Description : Since its publication in Japan ten years ago, the Origins of Modern Japanese Literature has become a landmark book, playing a pivotal role in defining discussions of modernity in that country. Against a history of relative inattention on the part of Western translators to modern Asian critical theory, this first English publication is sure to have a profound effect on current cultural criticism in the West. It is both the boldest critique of modern Japanese literary history to appear in the post-war era and a major theoretical intervention, which calls into question the idea of modernity that informs Western consciousness. In a sweeping reinterpretation of nineteenth-and twentieth-century Japanese literature, Karatani Kojin forces a reconsideration of the very assumptions underlying our concepts of modernity. In his analysis, such familiar terms as origin, modern, literature, and the state reveal themselves to be ideological constructs. Karatani weaves many separate strands into an argument that exposes what has been hidden in both Japanese and Western accounts of the development of modern culture.

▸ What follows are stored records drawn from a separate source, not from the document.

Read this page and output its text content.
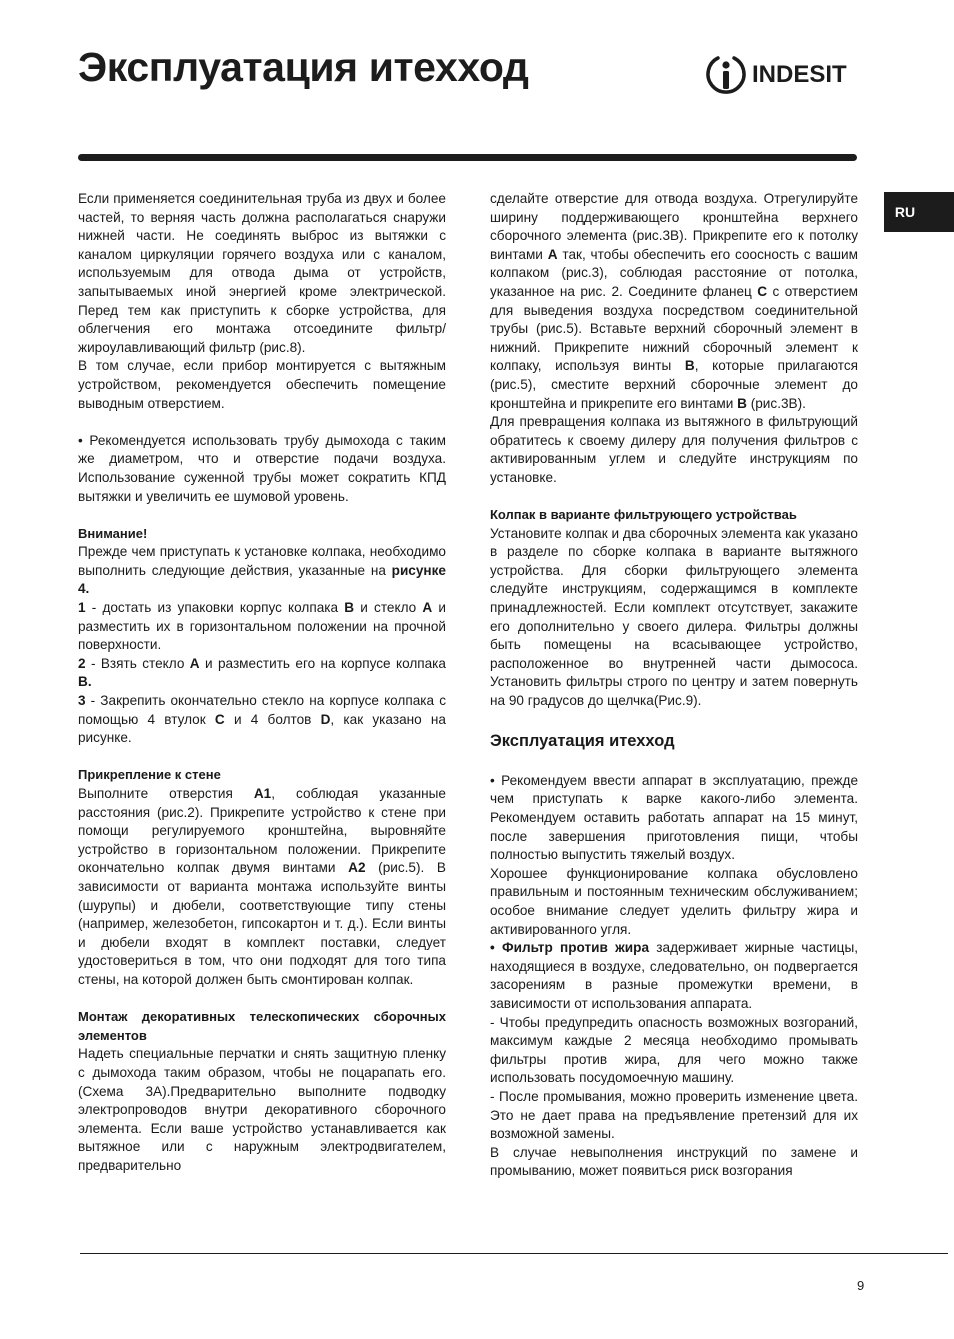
Эксплуатация итехход	INDESIT
RU

Если применяется соединительная труба из двух и более частей, то верняя часть должна располагаться снаружи нижней части. Не соединять выброс из вытяжки с каналом циркуляции горячего воздуха или с каналом, используемым для отвода дыма от устройств, запытываемых иной энергией кроме электрической. Перед тем как приступить к сборке устройства, для облегчения его монтажа отсоедините фильтр/жироулавливающий фильтр (рис.8).

В том случае, если прибор монтируется с вытяжным устройством, рекомендуется обеспечить помещение выводным отверстием.

• Рекомендуется использовать трубу дымохода с таким же диаметром, что и отверстие подачи воздуха. Использование суженной трубы может сократить КПД вытяжки и увеличить ее шумовой уровень.

Внимание!

Прежде чем приступать к установке колпака, необходимо выполнить следующие действия, указанные на рисунке 4.

1 - достать из упаковки корпус колпака B и стекло A и разместить их в горизонтальном положении на прочной поверхности.

2 - Взять стекло A и разместить его на корпусе колпака B.

3 - Закрепить окончательно стекло на корпусе колпака с помощью 4 втулок C и 4 болтов D, как указано на рисунке.

Прикрепление к стене

Выполните отверстия A1, соблюдая указанные расстояния (рис.2). Прикрепите устройство к стене при помощи регулируемого кронштейна, выровняйте устройство в горизонтальном положении. Прикрепите окончательно колпак двумя винтами A2 (рис.5). В зависимости от варианта монтажа используйте винты (шурупы) и дюбели, соответствующие типу стены (например, железобетон, гипсокартон и т. д.). Если винты и дюбели входят в комплект поставки, следует удостовериться в том, что они подходят для того типа стены, на которой должен быть смонтирован колпак.

Монтаж декоративных телескопических сборочных элементов

Надеть специальные перчатки и снять защитную пленку с дымохода таким образом, чтобы не поцарапать его. (Схема 3А).Предварительно выполните подводку электропроводов внутри декоративного сборочного элемента. Если ваше устройство устанавливается как вытяжное или с наружным электродвигателем, предварительно

сделайте отверстие для отвода воздуха. Отрегулируйте ширину поддерживающего кронштейна верхнего сборочного элемента (рис.3B). Прикрепите его к потолку винтами A так, чтобы обеспечить его соосность с вашим колпаком (рис.3), соблюдая расстояние от потолка, указанное на рис. 2. Соедините фланец C с отверстием для выведения воздуха посредством соединительной трубы (рис.5). Вставьте верхний сборочный элемент в нижний. Прикрепите нижний сборочный элемент к колпаку, используя винты B, которые прилагаются (рис.5), сместите верхний сборочные элемент до кронштейна и прикрепите его винтами B (рис.3B).

Для превращения колпака из вытяжного в фильтрующий обратитесь к своему дилеру для получения фильтров с активированным углем и следуйте инструкциям по установке.

Колпак в варианте фильтрующего устройстваь

Установите колпак и два сборочных элемента как указано в разделе по сборке колпака в варианте вытяжного устройства. Для сборки фильтрующего элемента следуйте инструкциям, содержащимся в комплекте принадлежностей. Если комплект отсутствует, закажите его дополнительно у своего дилера. Фильтры должны быть помещены на всасывающее устройство, расположенное во внутренней части дымососа. Установить фильтры строго по центру и затем повернуть на 90 градусов до щелчка(Рис.9).

Эксплуатация итехход

• Рекомендуем ввести аппарат в эксплуатацию, прежде чем приступать к варке какого-либо элемента. Рекомендуем оставить работать аппарат на 15 минут, после завершения приготовления пищи, чтобы полностью выпустить тяжелый воздух.

Хорошее функционирование колпака обусловлено правильным и постоянным техническим обслуживанием; особое внимание следует уделить фильтру жира и активированного угля.

• Фильтр против жира задерживает жирные частицы, находящиеся в воздухе, следовательно, он подвергается засорениям в разные промежутки времени, в зависимости от использования аппарата.

- Чтобы предупредить опасность возможных возгораний, максимум каждые 2 месяца необходимо промывать фильтры против жира, для чего можно также использовать посудомоечную машину.

- После промывания, можно проверить изменение цвета. Это не дает права на предъявление претензий для их возможной замены.

В случае невыполнения инструкций по замене и промыванию, может появиться риск возгорания

9
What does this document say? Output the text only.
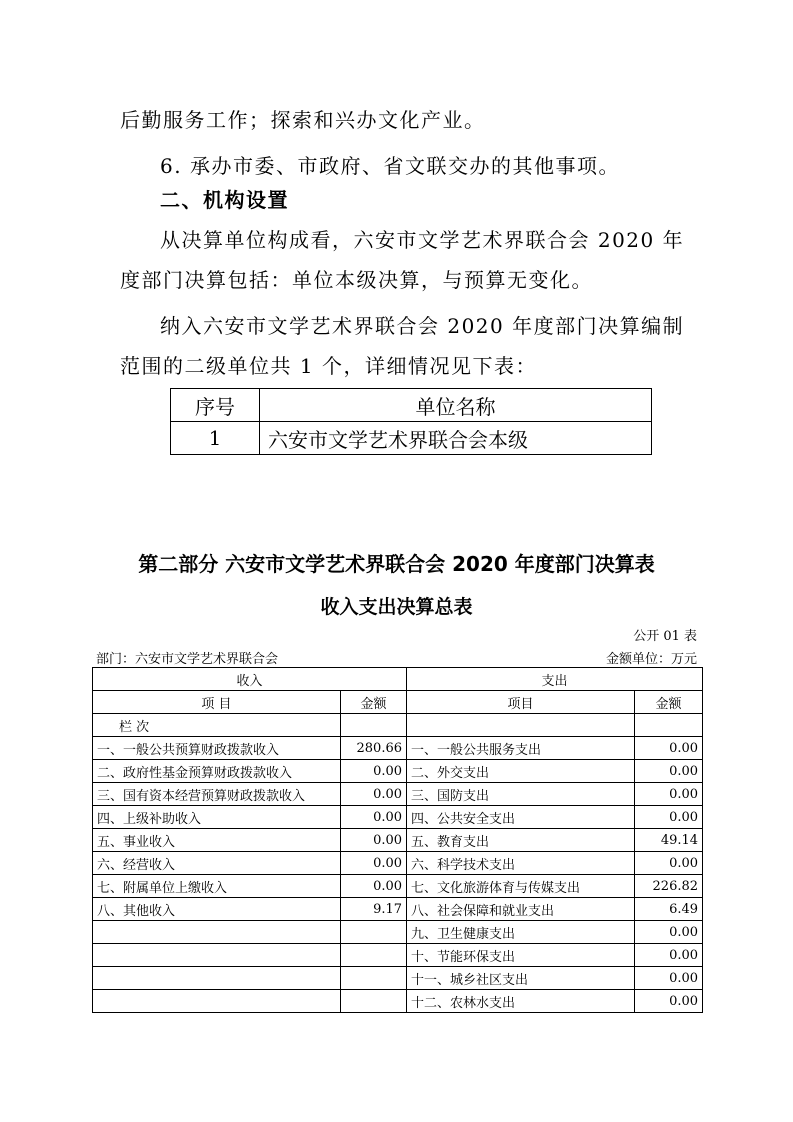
后勤服务工作；探索和兴办文化产业。
6. 承办市委、市政府、省文联交办的其他事项。
二、机构设置
从决算单位构成看，六安市文学艺术界联合会 2020 年
度部门决算包括：单位本级决算，与预算无变化。
纳入六安市文学艺术界联合会 2020 年度部门决算编制
范围的二级单位共 1 个，详细情况见下表：
序号	单位名称
1	六安市文学艺术界联合会本级
第二部分 六安市文学艺术界联合会 2020 年度部门决算表
收入支出决算总表
公开 01 表
部门：六安市文学艺术界联合会	金额单位：万元
收入		支出	
项 目	金额	项目	金额
栏 次			
一、一般公共预算财政拨款收入	280.66	一、一般公共服务支出	0.00
二、政府性基金预算财政拨款收入	0.00	二、外交支出	0.00
三、国有资本经营预算财政拨款收入	0.00	三、国防支出	0.00
四、上级补助收入	0.00	四、公共安全支出	0.00
五、事业收入	0.00	五、教育支出	49.14
六、经营收入	0.00	六、科学技术支出	0.00
七、附属单位上缴收入	0.00	七、文化旅游体育与传媒支出	226.82
八、其他收入	9.17	八、社会保障和就业支出	6.49
		九、卫生健康支出	0.00
		十、节能环保支出	0.00
		十一、城乡社区支出	0.00
		十二、农林水支出	0.00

Among these strands are: the "discovery" of landscape in painting and literature and its relation to the inwardness of individual consciousness; the similar "discovery" in Japanese drama of the naked face as another kind of landscape produced by interiority; the challenge to the dominance of Chinese characters in writing; the emergence of confessional literature as an outgrowth of the repression of sexuality and the body; the conversion of the samurai class to Christianity; the mythologizing of tuberculosis, cancer, and illness in general as a producer of meaning; and the "discovery" of "the child" as an independent category of human being. A work that will be important beyond the confines of literary studies, Karatani's analysis challenges basic Western presumptions of theoretical centrality and originality and disturbs the binary opposition of the "West" to its so-called "other." Origins of Modern Japanese Literature should be read by all those with an interest in the development of cultural concepts and in the interrelating factors that have determined modernity.